Vinícius de Moraes (Out/1913 – Jul/1980)
Quem acompanha este espaço e por conseguinte esta coluna talvez lembre que quando surgiu esta ideia de trazer algumas curiosidades do cancioneiro brasileiro os primeiros personagens abordados foram o maestro Antonio Carlos Jobim e o multifacetado Vinicius de Moraes. O cantor e compositor Oswaldo Montenegro bem definiu o poetinha quando disse que ele de tantos tinha nome e sobrenome no plural.
Neste mês em que Vinícius completaria um século de existência retomo seu nome para contar mais algumas passagens interessantes sobre sua biografia e vida artística. De início posso começar a contar um problema que Vinícius tinha que assola boa parte dos brasileiros: insônia. Ele costumava dizer que invejava quem batia na cama e dormia logo. Sua última esposa, Gilda Mattoso, costuma contar que quando pedia para o poeta acordá-la ela sempre perdia as horas. Ele costumava dizer que não tinha coragem de acordar ninguém. Em suas crises de insônia ele costumava entrar na banheira com água morna, que dizia ser o útero da mãe. Ficava ali e, quando vinha o sono, ele saía da banheira e se metia na cama, ainda molhado, para não perder o embalo. Se o sono não engrenasse, não fazia cerimônia e voltava para a água para reiniciar todo o processo.

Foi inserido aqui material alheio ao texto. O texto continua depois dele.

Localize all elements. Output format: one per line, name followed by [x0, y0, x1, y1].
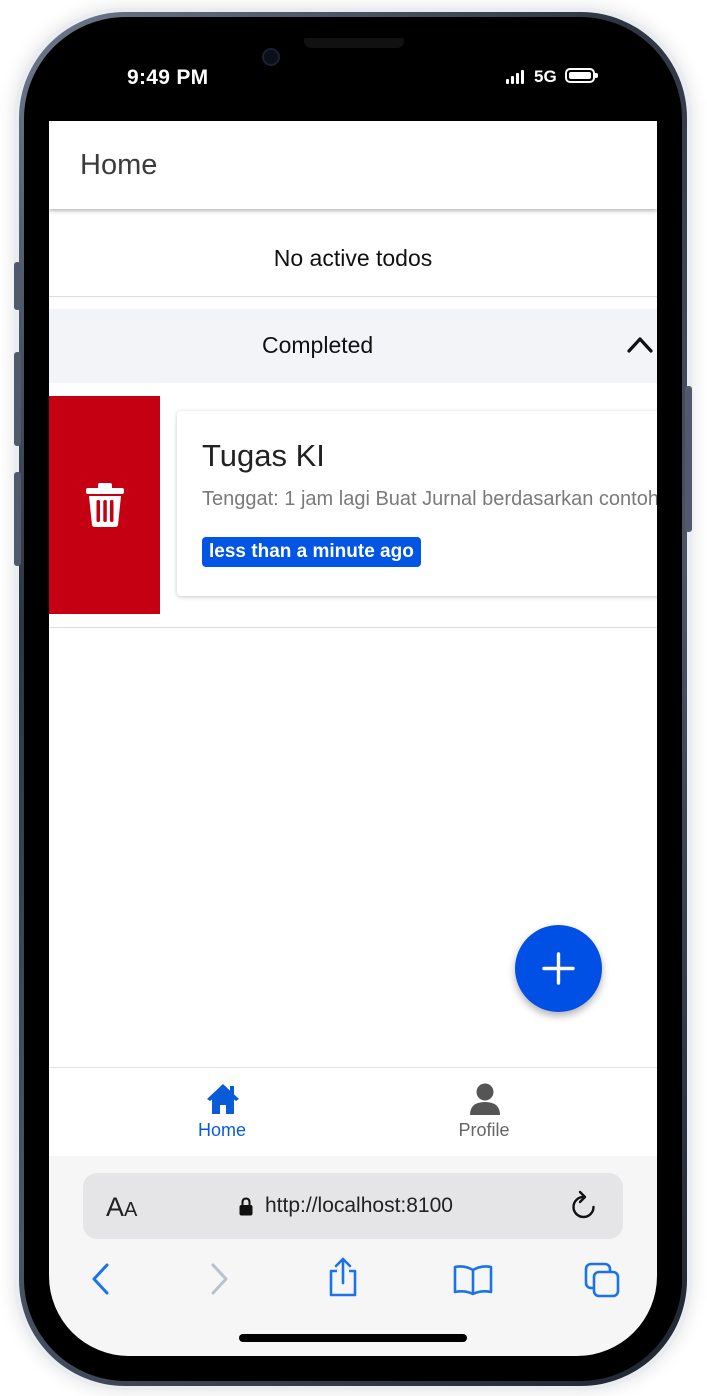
empty-todos-message: No active todos	[49, 209, 657, 297]
home-icon	[207, 1084, 239, 1114]
home-indicator	[239, 1334, 467, 1342]
network-type: 5G	[534, 67, 557, 86]
page-title: Home	[80, 149, 158, 181]
browser-toolbar: AA http://localhost:8100	[49, 1156, 657, 1356]
status-bar: 9:49 PM 5G	[49, 38, 657, 121]
person-icon	[470, 1083, 500, 1115]
tab-home-label: Home	[197, 1120, 246, 1140]
url-text: http://localhost:8100	[265, 1194, 453, 1217]
todo-card[interactable]: Tugas KI Tenggat: 1 jam lagi Buat Jurnal…	[177, 411, 657, 596]
tab-home[interactable]: Home	[122, 1068, 322, 1156]
mute-switch	[14, 262, 21, 310]
speaker-grille	[304, 38, 404, 48]
todo-description: Tenggat: 1 jam lagi Buat Jurnal berdasar…	[202, 488, 657, 510]
volume-down-button	[14, 472, 21, 566]
battery-icon	[565, 68, 598, 83]
volume-up-button	[14, 352, 21, 446]
add-icon	[542, 952, 575, 985]
tab-profile-label: Profile	[458, 1120, 510, 1140]
reload-icon[interactable]	[569, 1190, 599, 1222]
todo-sliding-item[interactable]: Tugas KI Tenggat: 1 jam lagi Buat Jurnal…	[49, 396, 657, 628]
todo-title: Tugas KI	[202, 438, 325, 473]
signal-icon	[506, 70, 526, 84]
power-button	[685, 386, 692, 532]
back-icon[interactable]	[89, 1262, 113, 1296]
tabs-icon[interactable]	[584, 1262, 622, 1298]
phone-screen: 9:49 PM 5G Home No active todos Complete…	[49, 38, 657, 1356]
toolbar: Home	[49, 121, 657, 209]
status-time: 9:49 PM	[127, 66, 209, 89]
forward-icon[interactable]	[207, 1262, 231, 1296]
text-size-button[interactable]: AA	[106, 1192, 137, 1223]
address-bar[interactable]: AA http://localhost:8100	[83, 1173, 623, 1239]
chevron-up-icon	[627, 337, 653, 353]
app-content: Home No active todos Completed Tugas KI …	[49, 121, 657, 1156]
bookmarks-icon[interactable]	[453, 1264, 493, 1296]
empty-todos-label: No active todos	[273, 245, 433, 271]
completed-accordion-header[interactable]: Completed	[49, 309, 657, 383]
todo-time-badge: less than a minute ago	[202, 537, 421, 567]
tab-bar: Home Profile	[49, 1067, 657, 1156]
add-todo-button[interactable]	[515, 925, 602, 1012]
share-icon[interactable]	[327, 1256, 359, 1298]
lock-icon	[239, 1197, 253, 1216]
completed-label: Completed	[262, 332, 374, 358]
trash-icon	[86, 483, 124, 527]
delete-button[interactable]	[49, 396, 160, 614]
front-camera	[262, 48, 280, 66]
tab-profile[interactable]: Profile	[384, 1068, 584, 1156]
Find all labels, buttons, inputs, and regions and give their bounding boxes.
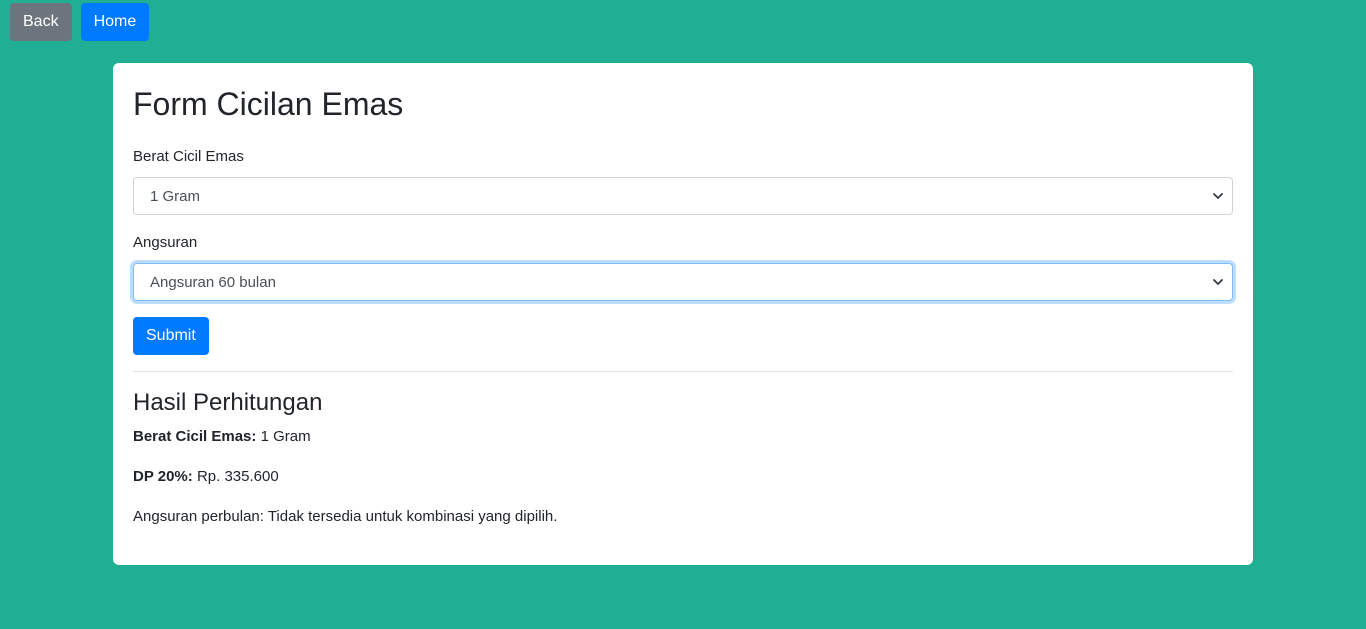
submit-button[interactable]: Submit xyxy=(133,317,209,355)
weight-label: Berat Cicil Emas xyxy=(133,148,244,165)
home-button[interactable]: Home xyxy=(80,3,150,41)
result-dp-value: Rp. 335.600 xyxy=(196,468,279,485)
back-button[interactable]: Back xyxy=(10,3,72,41)
form-card: Form Cicilan Emas Berat Cicil Emas 1 Gra… xyxy=(113,63,1253,565)
result-dp-key: DP 20%: xyxy=(133,468,193,485)
chevron-down-icon xyxy=(1212,276,1224,288)
divider xyxy=(133,371,1233,372)
page-title: Form Cicilan Emas xyxy=(133,86,404,122)
top-nav: Back Home xyxy=(10,3,150,41)
weight-select-value: 1 Gram xyxy=(150,187,201,205)
result-monthly: Angsuran perbulan: Tidak tersedia untuk … xyxy=(133,508,558,525)
chevron-down-icon xyxy=(1212,190,1224,202)
result-title: Hasil Perhitungan xyxy=(133,389,323,416)
installment-select-value: Angsuran 60 bulan xyxy=(150,273,276,291)
result-dp: DP 20%: Rp. 335.600 xyxy=(133,467,279,487)
installment-label: Angsuran xyxy=(133,234,198,251)
installment-select[interactable]: Angsuran 60 bulan xyxy=(133,263,1233,301)
result-weight: Berat Cicil Emas: 1 Gram xyxy=(133,427,311,447)
result-weight-value: 1 Gram xyxy=(260,428,311,445)
weight-select[interactable]: 1 Gram xyxy=(133,177,1233,215)
result-weight-key: Berat Cicil Emas: xyxy=(133,428,257,445)
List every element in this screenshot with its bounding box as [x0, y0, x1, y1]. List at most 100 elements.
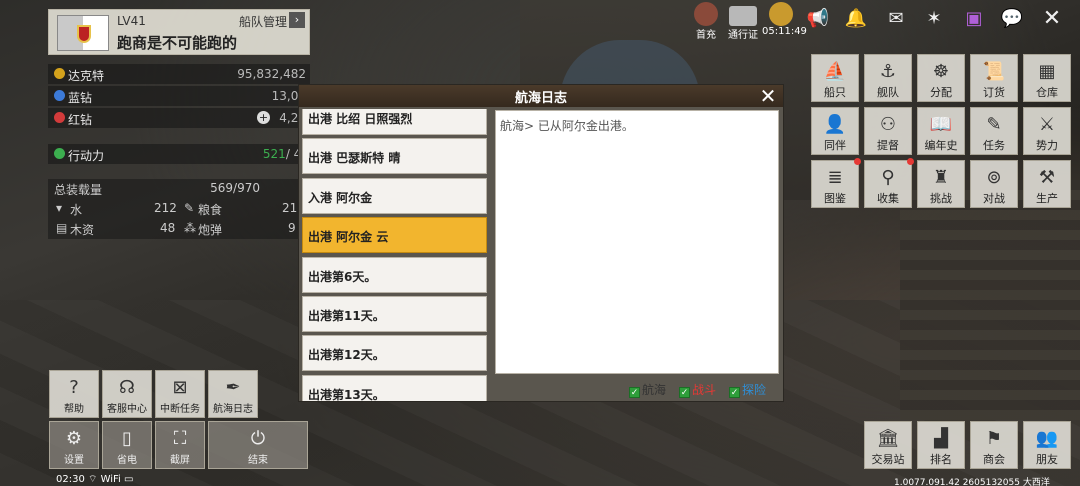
menu-button-quill[interactable]: ✒ 航海日志 [208, 370, 258, 418]
menu-button-chronicle[interactable]: 📖 编年史 [917, 107, 965, 155]
event-sparkle-icon[interactable]: ✶ [922, 8, 946, 30]
menu-button-quest[interactable]: ✎ 任务 [970, 107, 1018, 155]
power-icon: ⏻ [250, 428, 266, 449]
cargo-value: 21 [282, 201, 298, 215]
menu-button-label: 交易站 [871, 453, 905, 466]
shop-icon[interactable]: ▣ [962, 8, 986, 30]
chronicle-icon: 📖 [929, 114, 953, 135]
cargo-panel: 总装载量 569/970 ▾ 水 212 ✎ 粮食 21 ▤ 木资 48 ⁂ 炮… [48, 179, 310, 239]
announcement-icon[interactable]: 📢 [806, 8, 830, 30]
dialog-header: 航海日志 ✕ [299, 85, 783, 107]
chevron-right-icon[interactable]: › [289, 12, 305, 28]
log-entry[interactable]: 出港第11天。 [302, 296, 487, 332]
log-entry-list[interactable]: 出港 比绍 日照强烈 出港 巴瑟斯特 晴入港 阿尔金 出港 阿尔金 云出港第6天。出… [301, 109, 489, 401]
menu-button-guild[interactable]: ⚑ 商会 [970, 421, 1018, 469]
menu-button-fleet[interactable]: ⚓ 舰队 [864, 54, 912, 102]
add-icon[interactable]: + [257, 111, 270, 124]
order-icon: 📜 [982, 61, 1006, 82]
menu-button-gear[interactable]: ⚙ 设置 [49, 421, 99, 469]
menu-button-label: 编年史 [924, 139, 958, 152]
menu-button-label: 截屏 [170, 455, 190, 466]
close-icon[interactable]: ✕ [1040, 8, 1064, 30]
menu-button-wheel[interactable]: ☸ 分配 [917, 54, 965, 102]
character-avatar-icon [694, 2, 718, 26]
log-entry[interactable]: 入港 阿尔金 [302, 177, 487, 214]
dialog-title: 航海日志 [514, 91, 567, 106]
menu-button-collect[interactable]: ⚲ 收集 [864, 158, 914, 208]
checkbox-icon: ✓ [729, 387, 740, 398]
first-charge-button[interactable]: 首充 [692, 0, 720, 41]
exchange-icon: 🏛 [876, 428, 900, 449]
cargo-total: 569/970 [210, 181, 260, 195]
menu-button-friends[interactable]: 👥 朋友 [1023, 421, 1071, 469]
log-entry[interactable]: 出港 比绍 日照强烈 [302, 109, 487, 135]
log-entry[interactable]: 出港 巴瑟斯特 晴 [302, 138, 487, 175]
menu-button-label: 船只 [824, 86, 846, 99]
battle-pass-button[interactable]: 通行证 [726, 0, 760, 41]
menu-button-ship[interactable]: ⛵ 船只 [811, 54, 859, 102]
wheel-icon: ☸ [932, 61, 950, 82]
filter-checkbox[interactable]: ✓ 探险 [729, 381, 766, 398]
menu-button-book[interactable]: ≣ 图鉴 [811, 158, 861, 208]
screenshot-icon: ⛶ [173, 428, 187, 449]
fleet-icon: ⚓ [879, 61, 897, 82]
checkbox-icon: ✓ [629, 387, 640, 398]
log-entry[interactable]: 出港第6天。 [302, 256, 487, 293]
menu-button-screenshot[interactable]: ⛶ 截屏 [155, 421, 205, 469]
log-entry[interactable]: 出港 阿尔金 云 [302, 217, 487, 254]
menu-button-label: 仓库 [1036, 86, 1058, 99]
filter-checkbox[interactable]: ✓ 航海 [629, 381, 666, 398]
menu-button-companion[interactable]: 👤 同伴 [811, 107, 859, 155]
resource-row: 蓝钻 13,04 [48, 86, 310, 106]
log-entry[interactable]: 出港第12天。 [302, 335, 487, 372]
admiral-icon: ⚇ [879, 114, 897, 135]
menu-button-label: 收集 [877, 192, 899, 205]
faction-icon: ⚔ [1038, 114, 1056, 135]
menu-button-label: 任务 [983, 139, 1005, 152]
menu-button-ranking[interactable]: ▟ 排名 [917, 421, 965, 469]
cargo-label: 炮弹 [198, 223, 223, 237]
bell-icon[interactable]: 🔔 [844, 8, 868, 30]
companion-icon: 👤 [823, 114, 847, 135]
resource-row: 达克特 95,832,482 [48, 64, 310, 84]
currency-icon [54, 148, 65, 159]
menu-button-headset[interactable]: ☊ 客服中心 [102, 370, 152, 418]
craft-icon: ⚒ [1038, 167, 1056, 188]
version-info: 1.0077.091.42 2605132055 大西洋 [894, 478, 1050, 486]
menu-button-power[interactable]: ⏻ 结束 [208, 421, 308, 469]
book-icon: ≣ [827, 167, 843, 188]
menu-button-warehouse[interactable]: ▦ 仓库 [1023, 54, 1071, 102]
collect-icon: ⚲ [881, 167, 895, 188]
menu-button-challenge[interactable]: ♜ 挑战 [917, 160, 965, 208]
menu-button-faction[interactable]: ⚔ 势力 [1023, 107, 1071, 155]
menu-button-label: 中断任务 [160, 404, 200, 415]
ranking-icon: ▟ [934, 428, 948, 449]
event-timer-button[interactable]: 05:11:49 [762, 0, 807, 37]
close-icon[interactable]: ✕ [757, 85, 779, 107]
menu-button-help[interactable]: ? 帮助 [49, 370, 99, 418]
menu-button-admiral[interactable]: ⚇ 提督 [864, 107, 912, 155]
cargo-label: 木资 [70, 223, 95, 237]
ticket-icon [729, 6, 757, 26]
challenge-icon: ♜ [932, 167, 950, 188]
menu-button-abort-quest[interactable]: ⊠ 中断任务 [155, 370, 205, 418]
fleet-management-button[interactable]: 船队管理 [239, 13, 287, 30]
chat-icon[interactable]: 💬 [1000, 8, 1024, 30]
filter-checkbox[interactable]: ✓ 战斗 [679, 381, 716, 398]
battle-pass-label: 通行证 [728, 30, 758, 41]
resource-label: 蓝钻 [68, 91, 93, 105]
mail-icon[interactable]: ✉ [884, 8, 908, 30]
log-entry[interactable]: 出港第13天。 [302, 374, 487, 401]
wood-icon: ▤ [56, 221, 68, 235]
player-profile[interactable]: LV41 跑商是不可能跑的 船队管理 › [48, 9, 310, 55]
menu-button-battery[interactable]: ▯ 省电 [102, 421, 152, 469]
menu-button-order[interactable]: 📜 订货 [970, 54, 1018, 102]
menu-button-craft[interactable]: ⚒ 生产 [1023, 160, 1071, 208]
checkbox-icon: ✓ [679, 387, 690, 398]
guild-icon: ⚑ [985, 428, 1003, 449]
resource-row: 行动力 521/ 4( [48, 144, 310, 164]
menu-button-label: 客服中心 [107, 404, 147, 415]
action-points-current: 521 [262, 147, 286, 161]
menu-button-arena[interactable]: ⊚ 对战 [970, 160, 1018, 208]
menu-button-exchange[interactable]: 🏛 交易站 [864, 421, 912, 469]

Uma das características de Vinícius, que falava com fluência vários idiomas, era misturá-lo nessas turnês corridas. Chico Buarque certa vez contou que quando estava em Roma foi a uma apresentação do autor de Chega de saudades e ele contava mil casos a plateia. O público ria muito, inclusive um senhor que estava sentado ao lado de Chico que olhou para Chico e exclamou:
– E bravíssimo questo Vinicius ma, scusa che língua parla? (É fantástico esse Vinícius, mas me desculpe, que língua ele está falando?).
Outra passagem interessante na biografia do saudoso artista aconteceu por volta de 1980. Nessa época Vinícius já não mantinha a vida social de outrora e isso o deixava bastante abatido. Esforçava-se para sair, ver amigos, mas estavam cada vez mais complicadas e sofridas essas saídas. Nessa época João Gilberto gravaria para a rede Globo um programa para a série “Grandes nomes”, no entanto no dia marcado para a gravação o poeta passou mal. Vinícius ficou inconsolado em não ter condições de participar desse programa até que dias depois ele recebeu a visita do parceiro Baden Powell. Durante toda tarde, Baden tocou e os dois cantaram em uma alegria de dar gosto. Baden ficou para jantar e ao final da refeição caiu uma chuvarada feia que fez com que permanecesse na casa de Vinícius para poder voltar para casa no dia seguinte, já que a cidade provavelmente estava alagada. O poeta e sua esposa providenciaram as acomodações de Baden no quarto de hóspedes e seguiram também para o quarto para também dormirem. Trocaram de roupas e já preparavam-se para deitar quando o interfone toca e do outro lado era Miúcha que o questionou se ainda estavam acordados. Mesmo de pijama o poetinha prontamente respondeu entusiasmado:
— Tô Miuchinha, pode entrar.
Quando a porta foi aberta entraram não só Miúcha, mas também João Gilberto com seu violão. João refez para Vinícius o especial todinhos com várias interrupções para atender a pedidos de Vinícius. João pacientemente atendeu a todos os pedidos ao longo de toda a noite e saíram já com o dia amanhecendo.
Ao acordar no dia seguinte por volta de meio-dia foram acordar Baden, que ainda repousava, para comer alguma coisa. Baden chegou a dizer que teve um sonho excelente: “Parecia que João Gilberto tocava e cantava a noite toda para me embalar…”.